Mike Mitchell, a physics teacher at St. Luke's School, does a demonstration in class.

Photo Credit: Contributed

Mike Mitchell, right, says he enjoys working with students.

Photo Credit: Melvin Mason

Mike Mitchell wants his science students to do more than just “solve for X.”

“I look at a building, but I see through the walls and see what holds it up,” said Mitchell, a physics teacher at St. Luke’s School. “I keep that wonder of a child and explain how it works. It’s much more interesting that solving an equation. For me, it’s about the application, and I’m fortunate enough that I learned this as an engineer.”

Mitchell, in his fourth year of teaching physics at St. Luke’s, says he finds joy working with and learning with his students about how things work. But he wasn’t always interested in becoming a teacher. He was introduced to it during the summer of 2003, in between his junior and senior years at Manhattan College in the Bronx, N.Y.

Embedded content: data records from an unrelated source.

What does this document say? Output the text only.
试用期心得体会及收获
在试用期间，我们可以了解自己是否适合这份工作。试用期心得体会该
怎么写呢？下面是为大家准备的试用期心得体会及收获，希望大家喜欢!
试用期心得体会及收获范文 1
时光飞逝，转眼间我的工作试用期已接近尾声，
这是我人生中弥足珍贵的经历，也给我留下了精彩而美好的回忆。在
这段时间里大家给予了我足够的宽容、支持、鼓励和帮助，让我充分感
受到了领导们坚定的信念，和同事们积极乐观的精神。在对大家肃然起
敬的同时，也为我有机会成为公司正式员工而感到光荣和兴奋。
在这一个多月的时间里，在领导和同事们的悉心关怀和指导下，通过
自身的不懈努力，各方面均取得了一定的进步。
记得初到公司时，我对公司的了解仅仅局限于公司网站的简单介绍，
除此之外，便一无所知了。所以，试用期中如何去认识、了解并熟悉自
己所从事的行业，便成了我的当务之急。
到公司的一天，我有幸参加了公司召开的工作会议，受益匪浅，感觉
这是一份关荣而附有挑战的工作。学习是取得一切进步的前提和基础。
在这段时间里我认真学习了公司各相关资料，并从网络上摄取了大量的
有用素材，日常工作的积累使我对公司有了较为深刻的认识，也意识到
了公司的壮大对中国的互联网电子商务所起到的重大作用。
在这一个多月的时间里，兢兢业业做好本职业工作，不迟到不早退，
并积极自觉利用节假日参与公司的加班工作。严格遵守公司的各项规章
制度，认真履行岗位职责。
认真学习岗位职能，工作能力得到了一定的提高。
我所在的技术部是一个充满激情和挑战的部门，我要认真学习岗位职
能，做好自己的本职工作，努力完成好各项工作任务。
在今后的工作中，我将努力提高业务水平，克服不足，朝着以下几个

The native of Morgantown, Pa., said he did not want to go home and instead worked at a lab in a summer program at the Horace Mann School in the Riverdale section of the Bronx. He offered to alternate lab work with teaching. There, he discovered a love for educating others about what fascinates him in engineering. “It was really neat when I did the summer program to share with others subjects I was really passionate about,” he said. “They were really curious about how things worked. I tried to explain how things work and make sense of it all.”

Mitchell’s interest in teaching stayed with him after graduating from Manhattan in 2004 and finishing his master’s degree at Columbia University the following year. He taught for two years at the Bronx Engineering and Technical Academy before moving to St. Luke’s in 2007.

Though he’s in front of a classroom now, Mitchell says he still loves to learn and tries to impress his wonder of engineering and physics on his students.  “I joke with the kids that I still don’t know what I’m going to do when I grow up."